Pentafluoroethoxy cyclotriphosphazene FPN-100 for flame-retardant electrolyte
High safety and high environmental adaptability are the basic requirements of lithium-ion power batteries for electrolytes. With the continuous improvement and renewal of electrode materials, the requirements for matching electrolytes are becoming higher and higher. Due to the extremely difficult development of new electrolyte systems, conventional electrolytes with carbonate-based organic solvents and lithium hexafluorophosphate will still be the mainstream choice for power batteries for a long period of time in the future. In view of the above situation, in order to adapt to the development of electrode materials and power batteries for different purposes, a small amount of additives is generally added to the conventional electrolyte to meet specific application requirements. For example, anti-overcharge additives and flame retardant additives can greatly improve the safety performance of the battery under abuse conditions such as overcharge, short circuit, high temperature, needle puncture and thermal shock; adding positive electrode film-forming additives can meet high voltage to a certain extent Charge and discharge requirements of materials.
At present, there are many studies and reports on cyclotriphosphazene compounds. Among them, ethoxypentafluorocyclotriphosphazene (FPN100) has received greater attention. It has excellent flame retardant properties and is suitable for batteries under general conditions.

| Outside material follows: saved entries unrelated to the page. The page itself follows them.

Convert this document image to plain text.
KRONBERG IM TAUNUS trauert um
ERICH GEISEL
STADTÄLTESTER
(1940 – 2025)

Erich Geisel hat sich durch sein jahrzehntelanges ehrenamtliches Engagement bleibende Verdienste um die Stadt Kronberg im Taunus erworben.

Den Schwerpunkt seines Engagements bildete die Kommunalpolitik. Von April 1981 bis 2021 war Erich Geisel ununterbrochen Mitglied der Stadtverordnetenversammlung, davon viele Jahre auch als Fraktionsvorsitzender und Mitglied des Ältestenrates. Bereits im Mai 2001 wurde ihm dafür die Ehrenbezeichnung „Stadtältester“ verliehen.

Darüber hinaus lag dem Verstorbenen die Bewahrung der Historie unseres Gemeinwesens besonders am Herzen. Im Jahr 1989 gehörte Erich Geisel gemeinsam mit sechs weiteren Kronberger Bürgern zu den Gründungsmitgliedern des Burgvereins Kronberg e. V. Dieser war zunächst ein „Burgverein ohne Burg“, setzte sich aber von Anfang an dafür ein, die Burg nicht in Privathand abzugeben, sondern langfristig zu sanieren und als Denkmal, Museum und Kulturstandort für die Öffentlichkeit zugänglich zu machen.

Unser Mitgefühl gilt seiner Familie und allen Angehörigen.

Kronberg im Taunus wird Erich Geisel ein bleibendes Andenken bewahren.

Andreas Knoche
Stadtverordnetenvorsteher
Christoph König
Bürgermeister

There is almost no impact on performance [1].
As a flame retardant additive for lithium battery electrolytes, FPN100 is already familiar to everyone, but there are few research reports on other functions. Recently, Liu et al. [1] reported that FPN100 is expected to be used as an additive for high-voltage lithium battery electrolytes. For the LiNi0.5Mn1.5O4 battery system, the cycle performance comparison under the conditions of 0.2C and voltage 3.5-4.9V is shown below. The capacity retention rate of the battery system with FPN is significantly better than the system without FPN100.
For the LiNi0.5Mn1.5O4 system with FPN and without FPN electrolyte added, cyclic voltammetry experiments found that the system with 5wt% FPN added has a small oxidation current peak at 3.8V during the first cycle, while in the system without FPN added There is no presence in the system, indicating that FPN has undergone an oxidation reaction, and the oxidation potential of FPN is lower than the decomposition potential of LiPF6-based electrolyte (4.8 V Li+/Li). The above results indicate that FPN molecules have been oxidized on the surface of the positive electrode material to form a protective layer before the electrolyte is decomposed, which inhibits the oxidative decomposition of the electrolyte and improves the high-voltage performance of the positive electrode material.
In summary, in addition to being a flame retardant additive, FPN is also expected to be used as a high-voltage lithium battery electrolyte additive to form a protective layer on the surface of the high-voltage cathode material, inhibit electrolyte decomposition and electrode corrosion, and improve battery cycle stability.